I don't think the folks at New Dominion mind. It's pretty clear that they hunger to move out of the documentary "ghetto" and into something more filmic. Haunting feels less like a re-enactment documentary than a TV-movie with heavy voice-overs - a cross between Blair Witch Project told in the third person and The Amityville Horror on an even lower effects budget.

Sadly, another casualty of this final step beyond documentary form is that the makers felt no obligation to include critical comments by skeptics. In Haunting's two solid hours, the broad assumption that hauntings happen is never challenged. The narrator intones breathtaking claims like "Science has proven that strong geomagnetic fields are associated with ghosts"** without a questioning rebuttal, or even a backward glance.

Whatever one may think of the Wyrick family, average viewers can't help but come away with the impression that ghost-hunting of the Hanz Holzer magnetometer-held-high school has a solid scientific basis. And oh yeah, psychics work too.
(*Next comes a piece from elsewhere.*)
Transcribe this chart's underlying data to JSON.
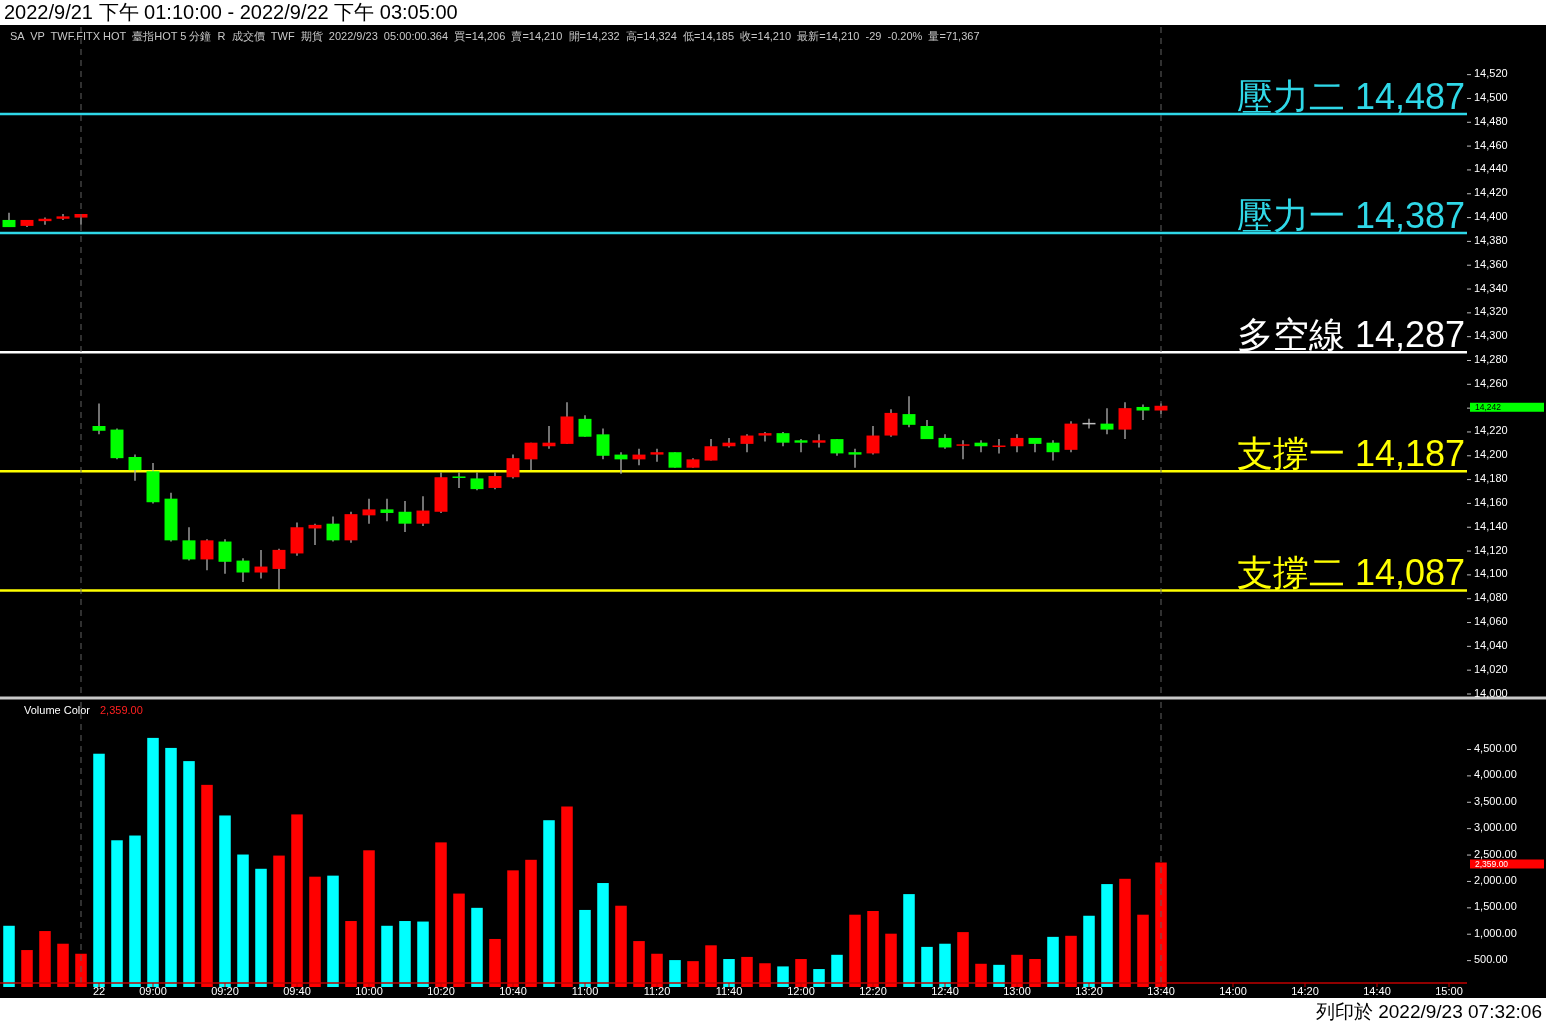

Haunting passes faster if you keep a mental catalogue of the numerous anachronisms and continuity flubs. Mother Lisa Wyrick doesn't age a day -no effort was made to change her appearance or wardrobe for the scenes set when daughter Heidi was a child. Then again, maybe Lisa stays youthful because she's so thrifty - the camera keeps poking into the parents' bedroom: Lisa's worn the same plaid nightshirt for almost a decade. Maybe that's what drew her to Dr. Roll, who visited Heidi as a child and returned years later, still wearing exactly the same late-1990s sportcoat, dark-colored shirt, and tie.

Despite its ludicrous aspects, A Haunting in Georgia merits skeptics' serious concern - and the attention of anyone who cares about the documentary form's power to transmit genuine knowledge (or harmful misinformation). Haunting presents highly questionable paranormal claims as fact, and does so in a "newish" way that will discourage many viewers from expecting any skeptical rejoinder, or from finding its absence remarkable. By eroding the already-porous boundaries of documentary technique, Haunting undercuts the last stylistic clues most viewers can rely on to estimate the possible veracity of any given shot or sequence.


Notes

* For terminological clarity, docudrama means a program shot in an entirely fictionalized cinematic style, but which purports to tell the story of real events. Mockumentary means a program shot in a faux documentary style which uses latter-day re-enactments to supply narrative material for which actual historic footage is unavailable or would be impossible to obtain.

** Not an exact quote, I'm working from memory but trying to convey the sense of several bald statements that claim clear scientific support for extremely dubious statements about paranormal or fringe phenomena.